Emmett had a lot to say about the initiative: “Growing water-saving plants in the garden is the best choice. I want to invite them to hold this event on the last weekend of each month and make this event a part of our city community. If there is an opportunity, we could even incorporate this into San Dimas Farmers Market.“
Some Booths Boosted Environmental Health
Enzyme fertilizers sparked a lot of conversation as visitors spotted them and wanted to learn more. Teacher Zhiren Liu, a teacher from the Tzu Chi Community Education Program, enthusiastically expounded on the various uses of natural enzymes.

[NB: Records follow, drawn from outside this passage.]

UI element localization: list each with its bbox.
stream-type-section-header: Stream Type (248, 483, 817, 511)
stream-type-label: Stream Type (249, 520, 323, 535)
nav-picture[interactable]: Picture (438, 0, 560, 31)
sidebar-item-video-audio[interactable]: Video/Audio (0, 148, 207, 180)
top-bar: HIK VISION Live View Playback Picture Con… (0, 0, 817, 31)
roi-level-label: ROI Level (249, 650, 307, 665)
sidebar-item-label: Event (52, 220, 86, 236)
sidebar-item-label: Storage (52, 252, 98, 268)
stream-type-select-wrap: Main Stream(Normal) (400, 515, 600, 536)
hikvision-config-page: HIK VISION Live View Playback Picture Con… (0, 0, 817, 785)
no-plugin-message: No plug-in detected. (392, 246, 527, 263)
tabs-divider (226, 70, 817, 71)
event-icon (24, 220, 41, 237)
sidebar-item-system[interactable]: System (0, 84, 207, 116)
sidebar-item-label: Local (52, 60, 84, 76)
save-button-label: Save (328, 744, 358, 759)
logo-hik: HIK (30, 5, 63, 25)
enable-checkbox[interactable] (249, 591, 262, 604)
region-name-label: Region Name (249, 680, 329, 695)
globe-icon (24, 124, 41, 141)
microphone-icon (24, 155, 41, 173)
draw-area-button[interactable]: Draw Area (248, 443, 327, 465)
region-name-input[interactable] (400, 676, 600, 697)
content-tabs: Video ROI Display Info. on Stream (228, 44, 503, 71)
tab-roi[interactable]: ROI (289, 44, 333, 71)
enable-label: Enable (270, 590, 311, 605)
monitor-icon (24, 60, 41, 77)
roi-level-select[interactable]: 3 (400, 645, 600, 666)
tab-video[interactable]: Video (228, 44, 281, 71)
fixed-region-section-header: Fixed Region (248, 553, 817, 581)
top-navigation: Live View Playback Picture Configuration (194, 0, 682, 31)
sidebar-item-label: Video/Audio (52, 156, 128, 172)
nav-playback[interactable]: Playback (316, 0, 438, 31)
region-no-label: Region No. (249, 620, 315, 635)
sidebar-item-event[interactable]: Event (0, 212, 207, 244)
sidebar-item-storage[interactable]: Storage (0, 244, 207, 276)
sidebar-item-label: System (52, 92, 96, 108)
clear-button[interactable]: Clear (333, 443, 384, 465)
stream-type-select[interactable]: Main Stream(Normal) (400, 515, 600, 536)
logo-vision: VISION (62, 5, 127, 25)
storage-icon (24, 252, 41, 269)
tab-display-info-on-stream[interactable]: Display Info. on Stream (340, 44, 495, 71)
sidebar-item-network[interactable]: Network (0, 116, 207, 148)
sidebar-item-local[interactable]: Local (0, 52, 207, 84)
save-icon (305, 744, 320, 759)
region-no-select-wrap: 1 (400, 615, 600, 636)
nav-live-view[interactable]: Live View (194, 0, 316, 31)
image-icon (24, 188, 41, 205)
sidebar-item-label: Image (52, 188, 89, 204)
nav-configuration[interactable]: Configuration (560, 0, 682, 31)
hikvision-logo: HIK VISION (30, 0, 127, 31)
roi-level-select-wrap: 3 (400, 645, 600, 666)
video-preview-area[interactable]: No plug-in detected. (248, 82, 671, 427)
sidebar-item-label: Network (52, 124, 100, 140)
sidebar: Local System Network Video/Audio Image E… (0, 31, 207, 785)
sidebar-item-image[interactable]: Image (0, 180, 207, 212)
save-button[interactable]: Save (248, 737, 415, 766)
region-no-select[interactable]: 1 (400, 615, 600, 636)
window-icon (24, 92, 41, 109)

She explained how to reuse waste to make organic alternatives to pollution-prone chemical fertilizers; the aim is always to leave a cleaner earth for future generations.
Xiuping Zhang is a student in Tzu Chi Community Education Program. She has always been interested in organic cultivation. On the day of the market, Xiuping buzzed between the booths like a little bee, buying lots of plants to support Tzu Chi and the planet. She said: “This is a very meaningful event. I hope more people will participate in promoting organic products and protecting the Earth together.”
Michelle Thompson, a visitor, has worked as a volunteer at Tzu Chi before. “We came to check out these succulents, and wanted to support Tzu Chi by buying vegetables, fruits, and plants.” When asked what she liked about the exhibits, she said, “I like Taiwan’s handmade tea, and my favorites are these handmade flower pots. I believe that these pots are all glazed, painted and shaped by hand. We are delighted to be here to support this event and look forward to coming back next time!”
Adriana learned about the market through a friend, and this was the first time she had been to the Tzu Chi USA headquarters. She hugged her hand-picked water-saving succulents and praised the event for giving her a weekend to remember.
The One-Day Farmer’s Market brought life and laughter to Tzu Chi USA headquarters. Visitors were able to soak up knowledge while enjoying the outdoors; people were quick to ask volunteers when they could do it all over again. One day wasn’t enough, and Tzu Chi was so grateful to have had such a positive response.
Though it was only an afternoon of activities, the insight visitors gained and the products they purchased will help the Earth for much longer than that. It’s always a success when we can connect with other humans who inhabit this beautiful planet and teach them all there is to know about giving back to Mother Nature. Simple actions and small steps lead to big changes, and hand-in-hand we can continue to make a difference.